Pada awal berdirinya, NU
merupakan sebuah “jam’iyyah diniyyah ” murni (independen). Ia bukan
organisasi politik, bahkan tidak berafiliasi sama sekali terhadap partai
politik tertentu. Namun pada perkembangan selanjutnya, NU pernah
bergabung dengan partai politik tertentu, bahkan pernah menjadi partai
politik sendiri.
Pada tahun-tahun awal berdirinya,
yaitu tahun 1926- 1942, perjuangan NU dititik-beratkan pada penguatan
doktrin Ahlussunnah waljamah (Aswaja) dalam rangka menghadapi serangan
penganut ajaran Wahabi.

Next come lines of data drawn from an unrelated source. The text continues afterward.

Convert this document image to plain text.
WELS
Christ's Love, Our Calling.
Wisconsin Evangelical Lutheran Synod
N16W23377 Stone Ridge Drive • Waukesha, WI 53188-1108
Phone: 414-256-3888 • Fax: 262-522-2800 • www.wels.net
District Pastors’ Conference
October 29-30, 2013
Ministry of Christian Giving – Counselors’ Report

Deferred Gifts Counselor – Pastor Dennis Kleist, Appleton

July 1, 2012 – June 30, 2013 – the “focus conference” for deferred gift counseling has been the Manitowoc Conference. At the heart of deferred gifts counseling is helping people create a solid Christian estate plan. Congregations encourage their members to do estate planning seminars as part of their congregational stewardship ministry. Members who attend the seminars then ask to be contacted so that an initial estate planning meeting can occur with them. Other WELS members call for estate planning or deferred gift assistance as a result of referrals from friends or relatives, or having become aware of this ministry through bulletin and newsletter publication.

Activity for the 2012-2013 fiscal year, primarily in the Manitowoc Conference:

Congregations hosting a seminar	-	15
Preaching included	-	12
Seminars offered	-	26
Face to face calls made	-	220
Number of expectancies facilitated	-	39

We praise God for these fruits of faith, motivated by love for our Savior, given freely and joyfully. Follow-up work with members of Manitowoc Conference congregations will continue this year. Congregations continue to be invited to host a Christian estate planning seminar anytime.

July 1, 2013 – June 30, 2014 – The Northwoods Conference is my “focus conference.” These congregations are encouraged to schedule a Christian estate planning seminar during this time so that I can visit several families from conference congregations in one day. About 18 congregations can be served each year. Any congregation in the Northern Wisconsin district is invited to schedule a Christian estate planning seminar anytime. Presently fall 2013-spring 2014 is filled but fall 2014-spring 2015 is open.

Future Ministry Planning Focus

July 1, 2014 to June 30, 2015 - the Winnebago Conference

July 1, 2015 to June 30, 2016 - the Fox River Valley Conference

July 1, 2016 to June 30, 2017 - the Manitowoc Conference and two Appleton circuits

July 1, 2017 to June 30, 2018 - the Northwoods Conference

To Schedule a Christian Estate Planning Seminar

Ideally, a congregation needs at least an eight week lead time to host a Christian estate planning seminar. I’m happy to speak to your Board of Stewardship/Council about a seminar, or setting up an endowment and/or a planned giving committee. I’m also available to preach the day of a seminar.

Di antara program konkretnya, selain melakukan
penguatan persatuan di antara para kiai dan pengasuh pesantren adalah
menyeleksi kitab-kitab yang sesuai atau tidak sesuai dengan ajaran
Aswaja.
Pada Muktamar NU ke-19 di
Palembang tahun 1952, NU dideklarasikan sebagai partai politik sendiri,
setelah sebelumnya cukup lama bergabung dengan Masyumi. Pada pemilu
pertama 1955, Partai NU muncul sebagai kekuatan yang cukup besar dengan
menduduki peringkat ketiga setelah PNI dan Masyumi. Pada masa-masa ini
yaitu ketika masih menjadi partai politik, banyak tokoh NU yang
menempati posisi strategis dalam lembaga pemerintahan dan lembaga
legislatif, serta banyak juga yang diangkat sebagai Duta Besar RI di
luar Negeri (hal. 18-20).
NU terus menapaki lorong-lorong
terjal sejarah. Pada masa berikutnya yaitu sejak tahun 1973 Partai NU
tidak diakui lagi, dan dipaksa harus melebur ke dalam Partai Persatuan
Pembangunan (PPP). Masa ini berlangsung hingga tahun 1984. Pada masa
peleburan partai ini, tokoh-tokoh NU (sengaja) dipinggirkan dari kancah
perpolitikan nasional dan pemerintahan oleh rezim otoriter Orde baru.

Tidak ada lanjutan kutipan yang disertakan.